Transformation: a paraphrase or borrowing perhaps leading to stylistic change Statistics: numerically systematic method for analyzing traits. The influence of sample size and researcher/theoretical bias are addressed.
History is presented as an interpretation, not as a fixed set of true or false versions of events. Since history, including music history, is chronological, hypotheses in musical style change must address changes over time. Past events may imply future events without directly causing them. Implicative probability exists in music because other choices could have been made. External (i.e. cultural) parameters and constraints may influence composer choices, and therefore, music history.
Innovation is devising new strategies, possibly due to the internal constraints of an individual composer (temperament) The cultural climate can either encourage or discourage innovation. Incongruities between cultural conditions and human behaviors lead to tension, instability, and change. Specific musical conditions leading to innovation might include technology, physical space, etc. External parameters, such as changes in the political or scientific climate, can lead to strategic novelty (ex: metaphoric mimicry, tone colors, visual or natural representation).

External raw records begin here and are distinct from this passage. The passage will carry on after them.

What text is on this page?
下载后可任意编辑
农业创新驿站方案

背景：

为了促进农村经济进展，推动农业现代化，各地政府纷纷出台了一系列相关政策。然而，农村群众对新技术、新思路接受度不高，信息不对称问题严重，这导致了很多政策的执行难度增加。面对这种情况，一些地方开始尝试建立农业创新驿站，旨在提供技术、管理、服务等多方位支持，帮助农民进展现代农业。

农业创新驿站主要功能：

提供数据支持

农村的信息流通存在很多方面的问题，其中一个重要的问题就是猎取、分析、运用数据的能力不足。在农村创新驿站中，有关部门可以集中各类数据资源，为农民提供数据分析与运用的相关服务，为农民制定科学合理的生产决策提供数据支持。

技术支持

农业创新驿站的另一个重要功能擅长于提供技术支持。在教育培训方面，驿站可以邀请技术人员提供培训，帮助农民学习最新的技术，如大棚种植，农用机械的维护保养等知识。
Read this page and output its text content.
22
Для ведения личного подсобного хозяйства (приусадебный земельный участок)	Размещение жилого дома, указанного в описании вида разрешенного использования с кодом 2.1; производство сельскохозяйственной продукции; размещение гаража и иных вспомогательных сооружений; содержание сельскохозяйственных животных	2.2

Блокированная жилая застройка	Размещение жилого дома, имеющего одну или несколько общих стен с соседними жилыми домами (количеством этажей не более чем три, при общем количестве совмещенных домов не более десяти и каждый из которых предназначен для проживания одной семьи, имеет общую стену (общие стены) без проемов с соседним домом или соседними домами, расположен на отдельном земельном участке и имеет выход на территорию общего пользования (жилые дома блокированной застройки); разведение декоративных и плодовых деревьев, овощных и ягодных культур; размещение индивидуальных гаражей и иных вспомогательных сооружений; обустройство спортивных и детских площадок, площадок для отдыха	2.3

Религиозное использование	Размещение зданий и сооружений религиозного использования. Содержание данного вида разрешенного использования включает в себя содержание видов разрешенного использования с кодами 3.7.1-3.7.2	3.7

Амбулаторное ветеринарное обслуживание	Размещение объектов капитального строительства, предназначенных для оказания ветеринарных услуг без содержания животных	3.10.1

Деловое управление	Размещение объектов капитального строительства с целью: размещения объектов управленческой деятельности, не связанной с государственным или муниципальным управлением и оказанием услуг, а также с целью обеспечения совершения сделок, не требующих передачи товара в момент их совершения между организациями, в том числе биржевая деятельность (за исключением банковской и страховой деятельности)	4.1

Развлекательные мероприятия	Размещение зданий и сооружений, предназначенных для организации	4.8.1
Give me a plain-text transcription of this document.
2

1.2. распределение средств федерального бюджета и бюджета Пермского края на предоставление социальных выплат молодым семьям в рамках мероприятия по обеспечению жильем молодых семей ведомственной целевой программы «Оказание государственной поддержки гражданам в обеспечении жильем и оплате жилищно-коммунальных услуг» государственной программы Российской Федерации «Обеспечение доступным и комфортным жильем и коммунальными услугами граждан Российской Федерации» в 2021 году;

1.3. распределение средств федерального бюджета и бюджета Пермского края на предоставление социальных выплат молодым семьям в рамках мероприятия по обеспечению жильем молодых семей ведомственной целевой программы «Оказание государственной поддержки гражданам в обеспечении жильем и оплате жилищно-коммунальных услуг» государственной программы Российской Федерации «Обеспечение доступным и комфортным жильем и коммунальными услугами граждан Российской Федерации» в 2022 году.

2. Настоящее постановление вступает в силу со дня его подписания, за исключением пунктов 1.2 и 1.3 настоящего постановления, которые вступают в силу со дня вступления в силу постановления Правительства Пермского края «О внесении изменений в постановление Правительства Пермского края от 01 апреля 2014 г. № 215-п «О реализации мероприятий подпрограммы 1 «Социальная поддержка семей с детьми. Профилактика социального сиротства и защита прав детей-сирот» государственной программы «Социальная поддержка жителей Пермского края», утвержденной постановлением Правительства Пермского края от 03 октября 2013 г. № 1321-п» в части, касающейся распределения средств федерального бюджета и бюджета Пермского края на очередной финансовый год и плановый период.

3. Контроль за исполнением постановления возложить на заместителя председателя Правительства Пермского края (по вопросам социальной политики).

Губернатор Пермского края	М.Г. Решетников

Choices are the combined result of composer temperament, cognitive constraints, and cultural conditions. Replication of choices is based on generality (reflecting some general principle, not entirely idiosyncratic), versatility (able to function in various musical situations), and redundancy ("inter-relational reinforcement" (p.141) to withstand the demands of transmission). Systematic redundancy occurs when group of traits reinforce each other— "strategy sets" (p. 142) seen in the earlier Wagner example. Covert causalism is the trend to see earlier conditions as causal agents, but influence includes a choice made from among potential options whereas causation does not. For an external parameter to influence a composer translation (p. 147) takes place. (ex political concepts to musical concepts) p 146 Style constraints and cultural circumstance leading to ideologies are important for composer choices.
These last three chapters explain how the ideology of Romanticism was translated into musical choices by 19th composers. The concepts of individual genius, egalitarianism, acontextualism, and naturalism correspond to musical examples. Wagner's Ring cycle symbolizes a new order based on nature The 19th century theories of Helmholtz are based on natural laws. Wagner claims Lohengrin was the result of one scene's organic growth out of another; and Wagner's Tristan demonstrates the Romantic idea or growth and gradual unfolding. Program music is attributed to the change in audience from the elite to the common.
Hiding musical conventions has its parallel in the Romantic idea of the concealed truth. Emergence and divergence are two musical techniques used to disguise musical conventions or musical schemata. Emergence is exemplified through the non-decisive closures in Debussy's Prelude to the Afternoon of a Faun. Divergence is demonstrated with the changing note schema across a range of musical examples from the 18th and 19th centuries. Gap fill, stretching, and use of secondary parameters from Romantic examples are other types of disguises of conventions. The subdominant became important for disrupting, at least on the surface, perceived syntax and unity of Romantic compositions.
Meyer presents his position as a hypothesis and foresees future tests and refinements to his ideas that cultural conditions and composer choice lead to both style and stylistic change.